Charles a aussi fondé, en 1993, le village de Poundbury, dans le Dorset, une imitation du style des anciens quartiers de Londres. Le projet vise à offrir aux habitants un cadre de vie à l’opposé des cités-dortoirs de banlieue. Toutefois, l’intention d’y réduire la dépendance à la voiture reste inaboutie. L’approche néotraditionnelle de l’architecture et de l’urbanisme défendue par Charles lui vaut une image de prince bâtisseur passéiste.
La fibre écolo
Charles est aussi un pionnier de l’agriculture biologique. En 1981, il achète Highgrove House, un manoir de la fin du XVIIIe siècle proche de Gloucester. Il dessine lui-même les plans d’aménagement du parc. Le domaine comprend en outre plus de trois cents hectares de terres cultivables, converties au bio. Le prince héritier s’implique dans sa gestion, plante des haies, qu’il aime tailler, et des semences, selon les cycles lunaires.

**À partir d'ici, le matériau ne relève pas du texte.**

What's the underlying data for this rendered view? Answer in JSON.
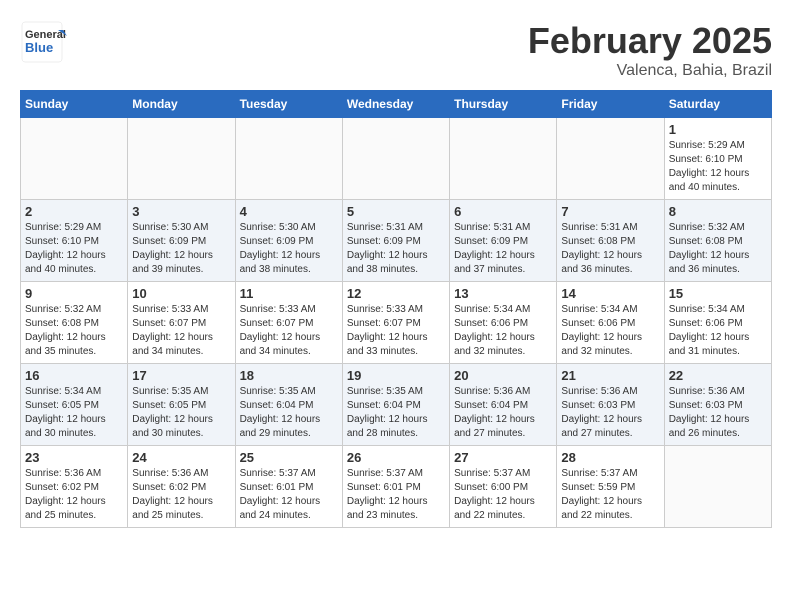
{
  "header": {
    "logo_line1": "General",
    "logo_line2": "Blue",
    "month_title": "February 2025",
    "location": "Valenca, Bahia, Brazil"
  },
  "days_of_week": [
    "Sunday",
    "Monday",
    "Tuesday",
    "Wednesday",
    "Thursday",
    "Friday",
    "Saturday"
  ],
  "weeks": [
    [
      {
        "day": "",
        "info": ""
      },
      {
        "day": "",
        "info": ""
      },
      {
        "day": "",
        "info": ""
      },
      {
        "day": "",
        "info": ""
      },
      {
        "day": "",
        "info": ""
      },
      {
        "day": "",
        "info": ""
      },
      {
        "day": "1",
        "info": "Sunrise: 5:29 AM\nSunset: 6:10 PM\nDaylight: 12 hours\nand 40 minutes."
      }
    ],
    [
      {
        "day": "2",
        "info": "Sunrise: 5:29 AM\nSunset: 6:10 PM\nDaylight: 12 hours\nand 40 minutes."
      },
      {
        "day": "3",
        "info": "Sunrise: 5:30 AM\nSunset: 6:09 PM\nDaylight: 12 hours\nand 39 minutes."
      },
      {
        "day": "4",
        "info": "Sunrise: 5:30 AM\nSunset: 6:09 PM\nDaylight: 12 hours\nand 38 minutes."
      },
      {
        "day": "5",
        "info": "Sunrise: 5:31 AM\nSunset: 6:09 PM\nDaylight: 12 hours\nand 38 minutes."
      },
      {
        "day": "6",
        "info": "Sunrise: 5:31 AM\nSunset: 6:09 PM\nDaylight: 12 hours\nand 37 minutes."
      },
      {
        "day": "7",
        "info": "Sunrise: 5:31 AM\nSunset: 6:08 PM\nDaylight: 12 hours\nand 36 minutes."
      },
      {
        "day": "8",
        "info": "Sunrise: 5:32 AM\nSunset: 6:08 PM\nDaylight: 12 hours\nand 36 minutes."
      }
    ],
    [
      {
        "day": "9",
        "info": "Sunrise: 5:32 AM\nSunset: 6:08 PM\nDaylight: 12 hours\nand 35 minutes."
      },
      {
        "day": "10",
        "info": "Sunrise: 5:33 AM\nSunset: 6:07 PM\nDaylight: 12 hours\nand 34 minutes."
      },
      {
        "day": "11",
        "info": "Sunrise: 5:33 AM\nSunset: 6:07 PM\nDaylight: 12 hours\nand 34 minutes."
      },
      {
        "day": "12",
        "info": "Sunrise: 5:33 AM\nSunset: 6:07 PM\nDaylight: 12 hours\nand 33 minutes."
      },
      {
        "day": "13",
        "info": "Sunrise: 5:34 AM\nSunset: 6:06 PM\nDaylight: 12 hours\nand 32 minutes."
      },
      {
        "day": "14",
        "info": "Sunrise: 5:34 AM\nSunset: 6:06 PM\nDaylight: 12 hours\nand 32 minutes."
      },
      {
        "day": "15",
        "info": "Sunrise: 5:34 AM\nSunset: 6:06 PM\nDaylight: 12 hours\nand 31 minutes."
      }
    ],
    [
      {
        "day": "16",
        "info": "Sunrise: 5:34 AM\nSunset: 6:05 PM\nDaylight: 12 hours\nand 30 minutes."
      },
      {
        "day": "17",
        "info": "Sunrise: 5:35 AM\nSunset: 6:05 PM\nDaylight: 12 hours\nand 30 minutes."
      },
      {
        "day": "18",
        "info": "Sunrise: 5:35 AM\nSunset: 6:04 PM\nDaylight: 12 hours\nand 29 minutes."
      },
      {
        "day": "19",
        "info": "Sunrise: 5:35 AM\nSunset: 6:04 PM\nDaylight: 12 hours\nand 28 minutes."
      },
      {
        "day": "20",
        "info": "Sunrise: 5:36 AM\nSunset: 6:04 PM\nDaylight: 12 hours\nand 27 minutes."
      },
      {
        "day": "21",
        "info": "Sunrise: 5:36 AM\nSunset: 6:03 PM\nDaylight: 12 hours\nand 27 minutes."
      },
      {
        "day": "22",
        "info": "Sunrise: 5:36 AM\nSunset: 6:03 PM\nDaylight: 12 hours\nand 26 minutes."
      }
    ],
    [
      {
        "day": "23",
        "info": "Sunrise: 5:36 AM\nSunset: 6:02 PM\nDaylight: 12 hours\nand 25 minutes."
      },
      {
        "day": "24",
        "info": "Sunrise: 5:36 AM\nSunset: 6:02 PM\nDaylight: 12 hours\nand 25 minutes."
      },
      {
        "day": "25",
        "info": "Sunrise: 5:37 AM\nSunset: 6:01 PM\nDaylight: 12 hours\nand 24 minutes."
      },
      {
        "day": "26",
        "info": "Sunrise: 5:37 AM\nSunset: 6:01 PM\nDaylight: 12 hours\nand 23 minutes."
      },
      {
        "day": "27",
        "info": "Sunrise: 5:37 AM\nSunset: 6:00 PM\nDaylight: 12 hours\nand 22 minutes."
      },
      {
        "day": "28",
        "info": "Sunrise: 5:37 AM\nSunset: 5:59 PM\nDaylight: 12 hours\nand 22 minutes."
      },
      {
        "day": "",
        "info": ""
      }
    ]
  ]
}
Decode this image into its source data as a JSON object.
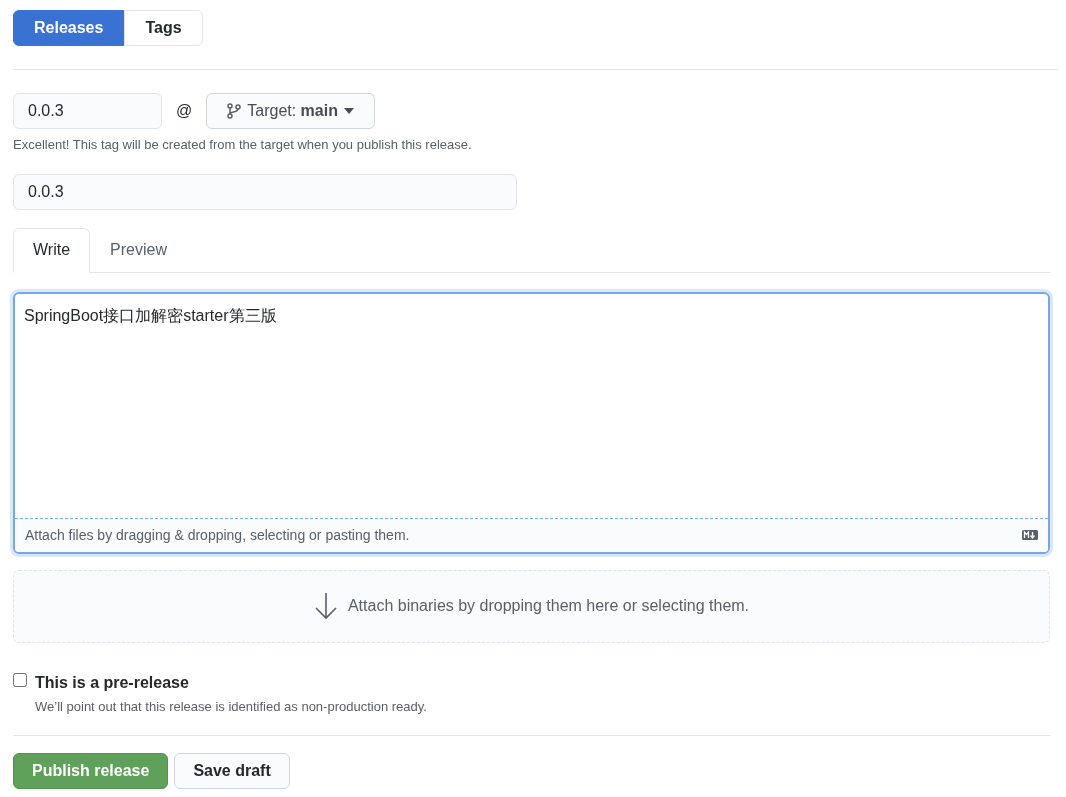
{
  "nav_tabs": [
    {
      "label": "Releases",
      "selected": true
    },
    {
      "label": "Tags",
      "selected": false
    }
  ],
  "tag_field": {
    "value": "0.0.3"
  },
  "at_sign": "@",
  "target_button": {
    "label": "Target: **main**"
  },
  "tag_hint": "Excellent! This tag will be created from the target when you publish this release.",
  "title_field": {
    "value": "0.0.3"
  },
  "editor_tabs": [
    {
      "label": "Write",
      "selected": true
    },
    {
      "label": "Preview",
      "selected": false
    }
  ],
  "body_field": {
    "value": "SpringBoot接口加解密starter第三版"
  },
  "attach_files_hint": "Attach files by dragging & dropping, selecting or pasting them.",
  "binaries_drop_text": "Attach binaries by dropping them here or selecting them.",
  "prerelease": {
    "label": "This is a pre-release",
    "checked": false,
    "description": "We’ll point out that this release is identified as non-production ready."
  },
  "buttons": [
    {
      "label": "Publish release",
      "kind": "primary"
    },
    {
      "label": "Save draft",
      "kind": "secondary"
    }
  ]
}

En 1990, il crée le label Duchy Originals, qui lui permet de vendre les productions du domaine. La marque, qui regroupe près de deux cents produits distribués en grande surface, rencontre un vif succès. Le bail de l’exploitation agricole fut cédé en avril 2021, le prince héritier s’attendant à accéder au trône. Il se recentre alors sur le domaine royal de Sandringham, où il a implanté trois mille moutons, planté des arbres et développé de nouvelles cultures bio.
« Prince des patates »
Le goût du prince pour la production biologique et l’élevage a longtemps été perçu comme une lubie d’aristocrate fortuné. Des journaux britanniques ont surnommé ce passionné de jardinage et de botanique le «prince des patates» et il a été moqué pour ses idées jugées «loufoques». Commentaire de Jean des Cars: «Les précurseurs sont souvent mal considérés. Charles a vu plus loin que son époque. Il a alerté l’opinion contre les excès du monde moderne.»

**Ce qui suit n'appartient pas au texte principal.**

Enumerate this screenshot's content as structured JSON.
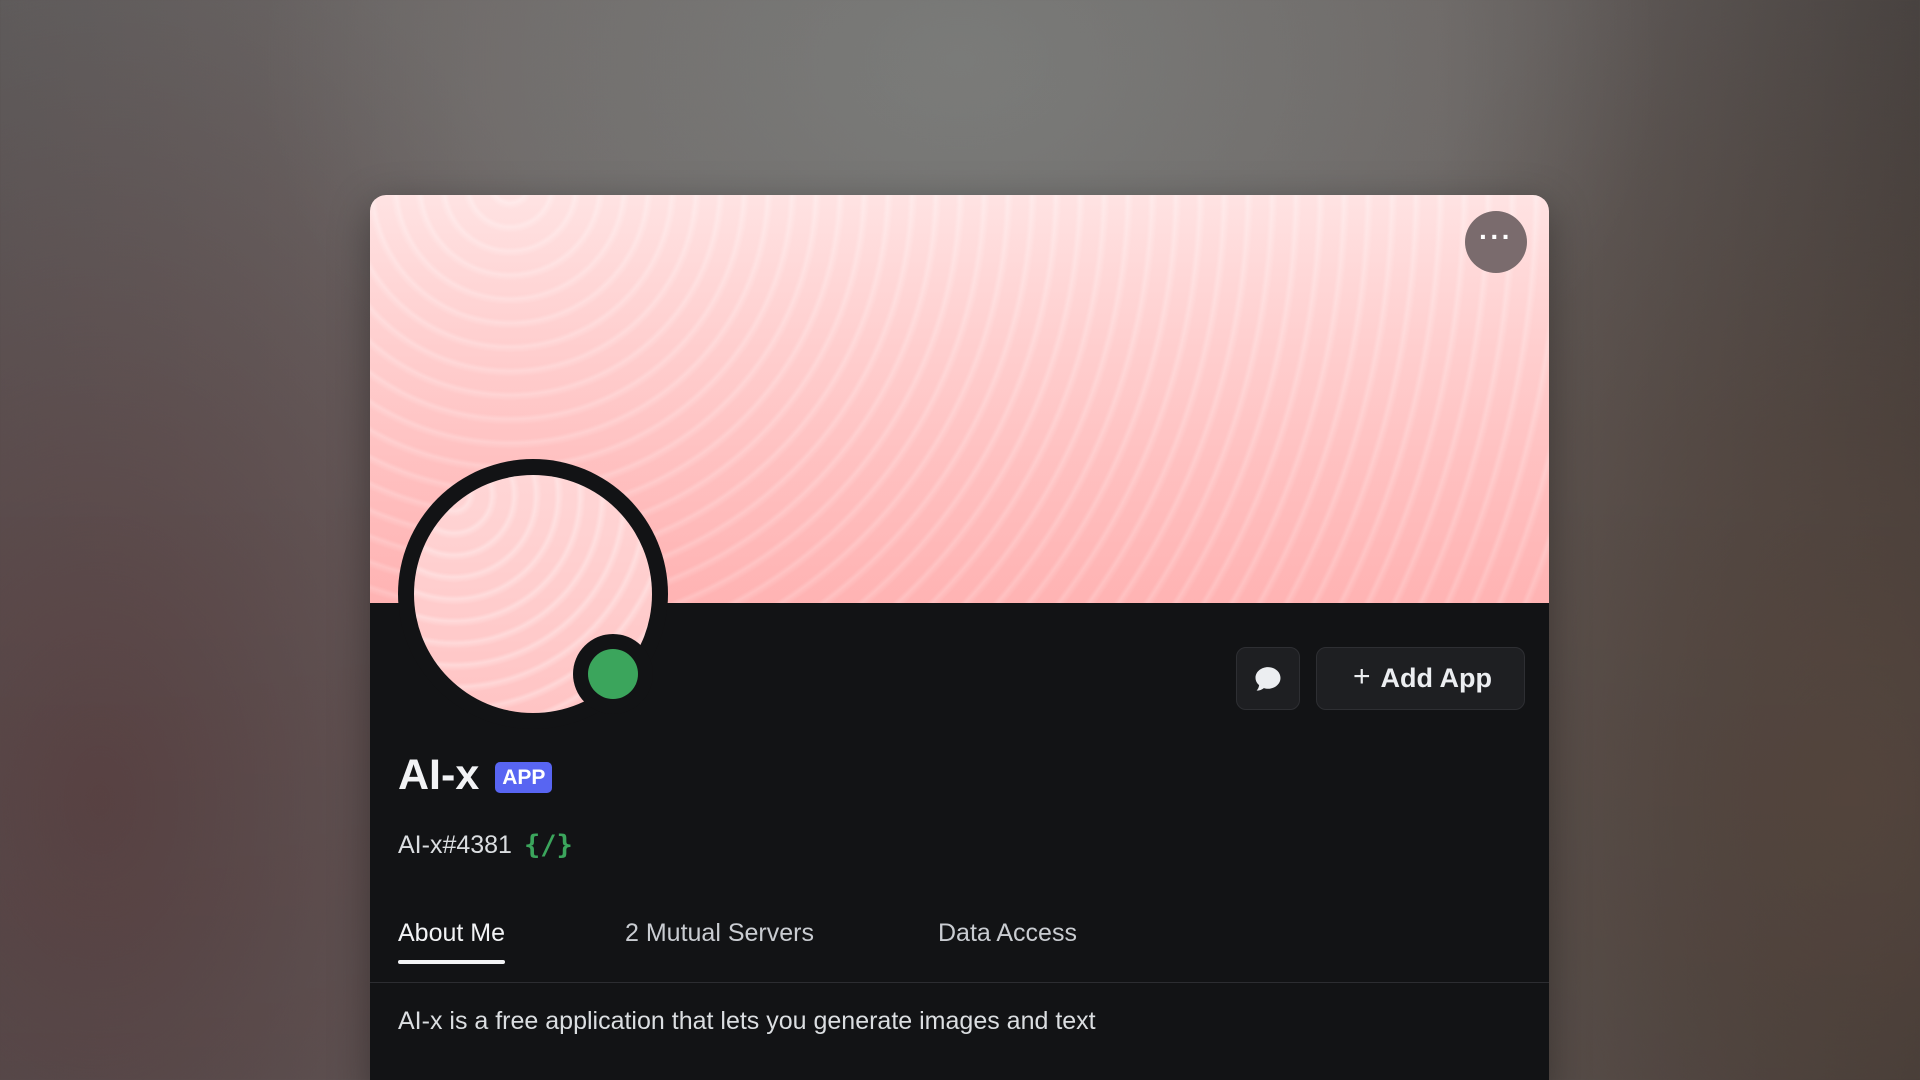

Bien avant les mobilisations de masse pour le climat, le «prince vert» a manifesté une sensibilité écologique forte. Préoccupé par l’avenir de la planète, il a lancé, en septembre 2021, RE: TV, une chaîne de films et documentaires axés sur un mode de vie durable. «Il se bat de longue date pour des causes qui font désormais largement consensus, signale l’historien Vincent Dujardin. Cela devrait jouer aujourd’hui en sa faveur. Il n’a pas dû apprécier la nomination récente d’un climatosceptique au ministère de l’Energie!» Ni la décision prise par l’ancienne Première ministre, Liz Truss, de mettre fin à l’interdiction de la fracture hydraulique, technologie d’extraction du gaz et du pétrole lourde de conséquences environnementales.
Servir toute sa vie
Dans son premier discours, Charles III s’est engagé à servir les Britanniques toute sa vie, comme sa mère l’avait fait avant lui. « La sacralisation de la fonction royale exclut l’option d’une abdication », commente Vincent Dujardin. « Lors de son couronnement, cérémonie dirigée par le primat de l’Eglise d’Angleterre, le monarque est oint avec de l’huile consacrée, précise l’historien Francis Balace. Il est investi d’une mission d’essence divine dont il ne peut se délivrer. »
Spiritualité
Devenu automatiquement gouverneur suprême de l’Eglise anglicane en montant sur le trône, Charles a réitéré la primauté de la religion d’Etat sur les autres cultes du royaume. «Pour autant, Charles est ouvert aux autres religions et aux spiritualités, dont le bouddhisme, tandis que sa mère était une fervente croyante», détaille Vincent Dujardin. En 1994, le prince a fait savoir qu’il préférerait voir son futur rôle de roi comme celui de «défenseur des croyances et non de la foi». Ce positionnement a semé le trouble au sein de l’Eglise anglicane, le titre symbolique de «défenseur de la foi» étant conféré depuis cinq siècles à tous les monarques anglais.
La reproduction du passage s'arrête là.